La République de l’égalité, c’est maintenant !

Par Nassurdine Haidari*

Rédigé par Nassurdine Haidari | Vendredi 9 Décembre 2011 à 01:16

           


À l’ombre des lois de la République, une partie de la population française a rencontré le mépris. Le mépris d’un universalisme proclamé mais aveugle aux différences. Ce mépris qui a conduit à la stigmatisation et à la discrimination.

A l’ombre des lois de la République, la majorité des personnes résidant dans ces quartiers populaires ont été les plus durement frappés par le chômage de masse, l’inégalité scolaire l’insécurité sociale, la relégation économique et la marginalisation territoriale.

Ces hommes et ces femmes épris de justice et d’égalité ont fait la douloureuse expérience des humiliations permanentes, des crimes racistes, de l’instrumentalisation de la peur et de la haine et savent que justice trop tardive est : déni de justice.

En 1983, une génération avait décidé de briser le mur du silence, cette génération avait parcouru la France pour lutter contre le racisme qui gangrenait de plus en plus la société française et pour affirmer que l’égalité de traitement était la seule voie praticable pour construire une France plus juste et plus forte.

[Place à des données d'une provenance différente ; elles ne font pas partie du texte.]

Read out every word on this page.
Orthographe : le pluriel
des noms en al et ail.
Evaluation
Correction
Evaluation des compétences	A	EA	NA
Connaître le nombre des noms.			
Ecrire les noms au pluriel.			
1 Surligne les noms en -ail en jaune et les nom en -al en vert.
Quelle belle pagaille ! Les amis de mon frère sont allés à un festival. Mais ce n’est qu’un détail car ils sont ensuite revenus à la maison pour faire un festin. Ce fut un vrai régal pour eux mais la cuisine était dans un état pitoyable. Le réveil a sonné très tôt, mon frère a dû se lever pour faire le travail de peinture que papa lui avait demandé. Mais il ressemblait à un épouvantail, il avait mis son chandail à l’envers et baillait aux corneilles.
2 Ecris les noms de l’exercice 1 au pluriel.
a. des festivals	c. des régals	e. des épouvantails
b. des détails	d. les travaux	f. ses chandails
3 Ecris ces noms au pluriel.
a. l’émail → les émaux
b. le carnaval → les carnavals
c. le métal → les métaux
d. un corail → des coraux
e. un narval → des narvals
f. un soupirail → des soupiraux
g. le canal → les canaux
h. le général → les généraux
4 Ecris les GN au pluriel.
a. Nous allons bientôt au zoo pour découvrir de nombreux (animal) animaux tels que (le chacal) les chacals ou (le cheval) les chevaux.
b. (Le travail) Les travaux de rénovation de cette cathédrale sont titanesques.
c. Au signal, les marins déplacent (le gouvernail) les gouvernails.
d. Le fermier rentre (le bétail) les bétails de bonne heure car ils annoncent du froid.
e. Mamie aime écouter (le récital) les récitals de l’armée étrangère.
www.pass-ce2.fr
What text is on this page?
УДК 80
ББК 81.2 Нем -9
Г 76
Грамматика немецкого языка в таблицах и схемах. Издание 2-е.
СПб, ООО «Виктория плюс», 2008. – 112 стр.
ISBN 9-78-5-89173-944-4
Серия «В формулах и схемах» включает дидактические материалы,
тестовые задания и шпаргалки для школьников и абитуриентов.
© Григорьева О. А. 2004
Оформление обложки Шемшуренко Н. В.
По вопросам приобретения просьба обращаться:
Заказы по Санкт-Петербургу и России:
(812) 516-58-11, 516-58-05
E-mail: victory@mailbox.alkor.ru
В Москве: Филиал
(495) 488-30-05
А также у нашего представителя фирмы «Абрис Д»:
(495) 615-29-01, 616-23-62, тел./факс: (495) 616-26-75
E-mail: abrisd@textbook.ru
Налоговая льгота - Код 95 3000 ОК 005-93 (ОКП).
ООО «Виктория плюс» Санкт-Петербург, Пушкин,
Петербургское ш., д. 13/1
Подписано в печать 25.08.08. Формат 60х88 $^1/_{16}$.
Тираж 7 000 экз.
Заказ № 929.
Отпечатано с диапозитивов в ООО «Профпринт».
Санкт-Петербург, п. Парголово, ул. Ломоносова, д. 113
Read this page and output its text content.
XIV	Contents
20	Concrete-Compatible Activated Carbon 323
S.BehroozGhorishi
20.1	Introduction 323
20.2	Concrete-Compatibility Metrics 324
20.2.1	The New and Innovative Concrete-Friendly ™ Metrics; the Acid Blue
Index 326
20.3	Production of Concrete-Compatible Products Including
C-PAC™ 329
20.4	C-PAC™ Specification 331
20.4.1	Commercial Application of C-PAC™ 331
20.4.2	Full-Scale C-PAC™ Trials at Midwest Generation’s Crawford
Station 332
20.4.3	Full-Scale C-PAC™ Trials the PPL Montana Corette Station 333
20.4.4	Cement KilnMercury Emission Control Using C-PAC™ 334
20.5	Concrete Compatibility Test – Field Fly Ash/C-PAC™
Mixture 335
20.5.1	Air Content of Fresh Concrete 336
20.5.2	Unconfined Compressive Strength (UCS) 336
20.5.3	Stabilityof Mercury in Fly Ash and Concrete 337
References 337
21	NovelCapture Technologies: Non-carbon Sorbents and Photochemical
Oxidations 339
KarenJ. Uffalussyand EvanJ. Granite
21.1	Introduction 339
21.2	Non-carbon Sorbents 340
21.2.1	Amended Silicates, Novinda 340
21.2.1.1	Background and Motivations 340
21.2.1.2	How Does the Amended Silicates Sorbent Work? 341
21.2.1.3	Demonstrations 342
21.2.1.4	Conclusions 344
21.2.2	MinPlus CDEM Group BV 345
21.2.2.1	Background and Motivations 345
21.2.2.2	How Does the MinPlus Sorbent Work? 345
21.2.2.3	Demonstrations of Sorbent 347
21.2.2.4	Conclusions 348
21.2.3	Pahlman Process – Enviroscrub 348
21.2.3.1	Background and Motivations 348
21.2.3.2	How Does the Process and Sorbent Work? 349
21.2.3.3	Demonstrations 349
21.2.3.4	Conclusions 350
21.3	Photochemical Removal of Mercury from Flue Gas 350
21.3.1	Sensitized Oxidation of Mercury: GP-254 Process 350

Cependant, près de trois décennies se sont écoulées et une question reste encore en suspens.
Qu’avons-nous fait de cette promesse d’égalité ?

Un triste gâchis

Le constat est amer.

Comment peut-on parler d’égalité, lorsque les quartiers populaires souffrent d’un chômage endémique, dépassant parfois les 40 %.

Comment peut-on parler d’égalité lorsqu’une grande partie de la jeunesse de ces quartiers populaires est écartée de toutes réussites scolaires, professionnelles et sociales ?

Comment parler d’égalité lorsque, au prix de nombreux sacrifices, les plus diplômés ne franchissent même pas les portes du premier entretien d’embauche ?

Comment parler d’égalité, lorsque le quartier où l’on habite, le nom que l’on porte et la couleur de sa peau conditionnent trop souvent son statut social ?

Au vu de ce triste gâchis, de ce temps perdu, de ces vies perdues, notre génération a décidé de s’inspirer de la marche pour l’égalité et contre le racisme pour encore dire : Non.

Non ! Non aux injustices, aux discriminations, à l’instrumentalisation politique de la peur et de la haine, à la normalisation de la parole raciste en politique comme dans les médias, à l’instrumentalisation de l’islam, à la stigmatisation de l’immigration, à l’exploitation du passé colonial.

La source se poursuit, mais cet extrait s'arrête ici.